- The Washington Times - Sunday, September 23, 2001

With one of the world's main financial symbols reduced to a grave of rubble, many financial policy-makers around the world are trying to prevent a human tragedy from morphing into an economic one. All the same, it appears more than likely that the Group of Seven (G-7) meeting of central bankers and finance ministers, which was originally going to be held in Washington on Sept. 28 alongside the semi-annual meetings of the International Monetary Fund (IMF) and World Bank, will be postponed.

In the wake of the terrorist attacks on the World Trade Center and Pentagon, Washington would certainly be hard-pressed to handle the security challenges that massive protests would present. All the same, it is important, at this critical economic juncture, for financial policy-makers to meet, not only to prevent terrorism from fomenting instability and disruption, but also to address pressing pragmatic issues. If Washington is seen as too good a target for attack given the security challenges that massive protests could present, then another location could be chosen. It would be nice to be able to confidently declare that D.C. police are up to the task, but that simply doesn't seem to be the case.

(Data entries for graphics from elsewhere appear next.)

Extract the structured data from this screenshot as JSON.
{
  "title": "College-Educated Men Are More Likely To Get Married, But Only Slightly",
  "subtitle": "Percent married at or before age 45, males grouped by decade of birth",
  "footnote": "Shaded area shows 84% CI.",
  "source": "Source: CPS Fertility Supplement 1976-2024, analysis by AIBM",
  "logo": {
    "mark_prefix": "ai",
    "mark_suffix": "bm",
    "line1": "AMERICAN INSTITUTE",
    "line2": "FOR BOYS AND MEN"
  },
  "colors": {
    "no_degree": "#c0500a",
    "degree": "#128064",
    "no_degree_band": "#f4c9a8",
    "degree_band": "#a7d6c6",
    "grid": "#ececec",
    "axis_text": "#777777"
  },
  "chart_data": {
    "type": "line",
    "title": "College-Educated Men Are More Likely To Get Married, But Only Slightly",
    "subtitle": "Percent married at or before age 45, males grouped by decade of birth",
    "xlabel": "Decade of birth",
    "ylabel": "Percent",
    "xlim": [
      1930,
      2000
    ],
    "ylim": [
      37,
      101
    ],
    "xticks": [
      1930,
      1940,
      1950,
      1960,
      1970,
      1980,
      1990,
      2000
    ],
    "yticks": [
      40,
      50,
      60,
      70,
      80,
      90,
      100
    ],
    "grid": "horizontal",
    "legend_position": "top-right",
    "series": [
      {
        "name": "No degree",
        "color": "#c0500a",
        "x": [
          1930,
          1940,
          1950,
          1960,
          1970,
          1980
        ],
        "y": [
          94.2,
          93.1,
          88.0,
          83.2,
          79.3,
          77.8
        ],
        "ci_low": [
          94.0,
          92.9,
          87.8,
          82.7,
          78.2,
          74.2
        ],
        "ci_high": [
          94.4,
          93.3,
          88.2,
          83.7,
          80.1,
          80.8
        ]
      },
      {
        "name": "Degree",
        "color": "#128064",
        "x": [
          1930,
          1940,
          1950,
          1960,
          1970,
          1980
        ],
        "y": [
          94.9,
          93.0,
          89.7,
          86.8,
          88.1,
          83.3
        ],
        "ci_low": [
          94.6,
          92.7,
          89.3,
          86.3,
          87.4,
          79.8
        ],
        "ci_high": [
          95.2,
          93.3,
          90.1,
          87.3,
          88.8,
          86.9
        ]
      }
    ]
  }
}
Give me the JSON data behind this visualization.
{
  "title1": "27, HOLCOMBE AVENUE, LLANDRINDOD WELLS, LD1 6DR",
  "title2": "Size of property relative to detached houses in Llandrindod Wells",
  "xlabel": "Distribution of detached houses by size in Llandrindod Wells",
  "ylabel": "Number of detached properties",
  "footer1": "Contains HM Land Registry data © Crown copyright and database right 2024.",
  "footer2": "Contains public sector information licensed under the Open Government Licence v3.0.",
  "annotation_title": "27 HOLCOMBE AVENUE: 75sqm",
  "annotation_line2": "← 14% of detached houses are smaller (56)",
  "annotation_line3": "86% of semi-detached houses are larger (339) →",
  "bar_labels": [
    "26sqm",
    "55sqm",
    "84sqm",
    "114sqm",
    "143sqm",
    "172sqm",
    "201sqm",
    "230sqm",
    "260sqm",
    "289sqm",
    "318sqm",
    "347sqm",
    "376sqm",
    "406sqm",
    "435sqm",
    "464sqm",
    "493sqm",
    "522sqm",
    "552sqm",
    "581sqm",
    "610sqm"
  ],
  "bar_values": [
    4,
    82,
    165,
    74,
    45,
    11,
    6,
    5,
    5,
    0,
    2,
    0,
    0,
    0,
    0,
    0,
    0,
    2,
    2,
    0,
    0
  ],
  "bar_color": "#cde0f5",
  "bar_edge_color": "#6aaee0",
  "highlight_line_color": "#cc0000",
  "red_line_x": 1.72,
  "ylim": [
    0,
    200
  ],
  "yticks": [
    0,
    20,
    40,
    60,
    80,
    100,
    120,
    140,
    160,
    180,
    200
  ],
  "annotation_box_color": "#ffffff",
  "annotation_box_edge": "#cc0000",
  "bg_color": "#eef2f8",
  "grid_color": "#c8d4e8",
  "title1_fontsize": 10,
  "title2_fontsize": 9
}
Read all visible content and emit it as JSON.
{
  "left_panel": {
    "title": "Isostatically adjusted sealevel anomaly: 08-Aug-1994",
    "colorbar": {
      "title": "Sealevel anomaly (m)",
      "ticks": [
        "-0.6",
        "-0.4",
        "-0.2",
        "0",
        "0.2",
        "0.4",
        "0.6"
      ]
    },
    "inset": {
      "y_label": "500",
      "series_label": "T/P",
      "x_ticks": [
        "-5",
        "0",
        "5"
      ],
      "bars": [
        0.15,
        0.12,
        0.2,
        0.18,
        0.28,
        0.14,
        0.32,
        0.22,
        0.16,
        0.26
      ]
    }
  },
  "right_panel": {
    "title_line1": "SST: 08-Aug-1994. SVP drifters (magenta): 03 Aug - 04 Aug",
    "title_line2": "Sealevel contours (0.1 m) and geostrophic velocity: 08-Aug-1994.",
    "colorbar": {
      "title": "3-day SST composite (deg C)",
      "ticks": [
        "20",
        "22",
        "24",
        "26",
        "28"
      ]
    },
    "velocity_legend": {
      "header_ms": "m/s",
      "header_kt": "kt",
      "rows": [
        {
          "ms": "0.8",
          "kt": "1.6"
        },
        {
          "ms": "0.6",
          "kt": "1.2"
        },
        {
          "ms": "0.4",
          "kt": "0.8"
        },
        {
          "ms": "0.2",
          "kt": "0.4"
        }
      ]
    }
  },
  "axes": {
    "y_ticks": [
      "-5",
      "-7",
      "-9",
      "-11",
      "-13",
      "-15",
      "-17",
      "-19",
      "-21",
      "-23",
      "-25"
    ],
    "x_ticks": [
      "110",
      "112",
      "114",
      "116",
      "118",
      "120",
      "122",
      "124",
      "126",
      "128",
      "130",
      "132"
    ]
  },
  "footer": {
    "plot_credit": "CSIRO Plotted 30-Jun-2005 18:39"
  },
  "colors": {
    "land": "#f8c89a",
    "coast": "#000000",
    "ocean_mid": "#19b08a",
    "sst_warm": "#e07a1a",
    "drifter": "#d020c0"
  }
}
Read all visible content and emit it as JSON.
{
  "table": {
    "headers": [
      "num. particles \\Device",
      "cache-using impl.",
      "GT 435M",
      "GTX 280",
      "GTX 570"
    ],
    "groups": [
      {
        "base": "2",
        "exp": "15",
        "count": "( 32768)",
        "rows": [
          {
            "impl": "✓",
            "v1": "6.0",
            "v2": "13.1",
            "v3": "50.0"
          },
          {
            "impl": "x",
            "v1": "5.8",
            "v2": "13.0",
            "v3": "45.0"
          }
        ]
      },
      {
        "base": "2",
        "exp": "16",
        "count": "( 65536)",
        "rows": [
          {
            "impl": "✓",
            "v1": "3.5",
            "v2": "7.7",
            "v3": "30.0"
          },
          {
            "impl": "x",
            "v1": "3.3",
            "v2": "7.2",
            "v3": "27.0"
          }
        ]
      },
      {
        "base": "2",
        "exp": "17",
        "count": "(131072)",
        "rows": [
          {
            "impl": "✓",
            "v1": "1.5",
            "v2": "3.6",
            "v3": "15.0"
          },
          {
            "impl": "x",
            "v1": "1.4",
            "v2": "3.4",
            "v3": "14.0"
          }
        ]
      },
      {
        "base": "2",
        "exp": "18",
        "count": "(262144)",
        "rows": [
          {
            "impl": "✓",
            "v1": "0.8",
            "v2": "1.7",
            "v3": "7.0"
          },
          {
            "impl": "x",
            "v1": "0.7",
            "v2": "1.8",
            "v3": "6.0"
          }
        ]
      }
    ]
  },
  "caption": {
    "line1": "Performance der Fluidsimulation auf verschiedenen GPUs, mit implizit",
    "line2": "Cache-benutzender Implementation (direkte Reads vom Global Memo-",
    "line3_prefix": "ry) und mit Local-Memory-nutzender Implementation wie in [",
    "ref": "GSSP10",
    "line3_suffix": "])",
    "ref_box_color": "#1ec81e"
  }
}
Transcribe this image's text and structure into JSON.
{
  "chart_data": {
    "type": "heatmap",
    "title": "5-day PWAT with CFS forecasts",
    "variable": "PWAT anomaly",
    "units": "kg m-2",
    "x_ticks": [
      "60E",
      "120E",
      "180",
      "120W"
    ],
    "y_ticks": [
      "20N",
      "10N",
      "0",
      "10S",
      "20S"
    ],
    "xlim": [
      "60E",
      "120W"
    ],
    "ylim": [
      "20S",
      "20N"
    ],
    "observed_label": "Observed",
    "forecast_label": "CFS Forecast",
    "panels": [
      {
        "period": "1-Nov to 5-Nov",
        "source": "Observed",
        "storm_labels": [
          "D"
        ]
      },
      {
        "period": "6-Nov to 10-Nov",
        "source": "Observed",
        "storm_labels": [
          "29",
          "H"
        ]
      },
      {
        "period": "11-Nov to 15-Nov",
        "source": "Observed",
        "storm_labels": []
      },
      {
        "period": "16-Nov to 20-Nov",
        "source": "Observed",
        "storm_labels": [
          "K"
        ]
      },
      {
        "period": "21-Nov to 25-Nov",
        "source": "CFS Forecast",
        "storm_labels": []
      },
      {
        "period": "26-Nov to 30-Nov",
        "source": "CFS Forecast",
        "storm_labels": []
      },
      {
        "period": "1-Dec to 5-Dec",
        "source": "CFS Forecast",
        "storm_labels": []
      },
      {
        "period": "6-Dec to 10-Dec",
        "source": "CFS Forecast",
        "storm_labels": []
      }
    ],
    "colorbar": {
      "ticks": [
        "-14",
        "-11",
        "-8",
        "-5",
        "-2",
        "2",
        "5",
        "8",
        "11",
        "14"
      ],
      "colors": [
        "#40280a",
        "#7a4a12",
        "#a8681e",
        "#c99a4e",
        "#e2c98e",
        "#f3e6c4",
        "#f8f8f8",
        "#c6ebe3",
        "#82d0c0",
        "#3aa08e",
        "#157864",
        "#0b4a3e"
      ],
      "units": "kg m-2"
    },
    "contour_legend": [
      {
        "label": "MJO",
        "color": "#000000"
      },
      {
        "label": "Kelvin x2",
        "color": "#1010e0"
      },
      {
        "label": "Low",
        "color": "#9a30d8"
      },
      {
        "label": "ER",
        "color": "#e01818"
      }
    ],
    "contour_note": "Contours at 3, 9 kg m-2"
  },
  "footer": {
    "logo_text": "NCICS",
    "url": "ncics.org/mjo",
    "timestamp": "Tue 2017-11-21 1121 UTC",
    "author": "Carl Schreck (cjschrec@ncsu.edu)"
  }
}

Even before the Sept. 11 attacks, world leaders had already begun thinking creatively about where to locate summits that might attract protesters. Kananaskis, Canada, for example, has been floated as an attractive locale for a Group of Eight meeting this June or July. This mountainous city would have lodging capacity only for those attending the summit. Planning along similar lines for the G-7 meeting could increase its prospects for success.

But is the security, the expense and the risk worth it? Can't the bureaucrats teleconference? These are valid questions. But G-7 central bankers and finance ministers should meet in person, with the immediacy, flexibility, spontaneity and intimacy that an in-the-flesh meeting can provide. Certainly, these policy-makers will want to present their arguments in person. Also, for the health of the global economy, private sector businessmen must at some point be willing to travel. If policy-makers send the message that they themselves are hunkering down and staying home, then markets around the world will suffer.

What will these policy-makers need to discuss? Finance ministers should want to share notes regarding how to alter fiscal goals for this year, and possibly beyond. The changing economic scenario requires that policy-makers worry more about fiscal stimuli than deficits or surpluses. But apart from refashioning fiscal goals, on which there is likely broad consensus, policy-makers will want to exchange ideas on how to best structure stimuli to cover both social and financial concerns. Also, in this globalized economy, America's economic health will have a profound impact on Europe, and vice versa. So, central bankers will want to compare economic projections in order to best tailor monetary policy. And finally, personal contact may be comforting to policy-makers that may well be feeling overwhelmed with challenges, given the precarious state of the global economy.

Given the degree of destruction on Sept. 11, it is natural that investors and consumers are a little shaken up. To shore up confidence in international markets, central bankers and finance ministers should meet, strategize and commiserate.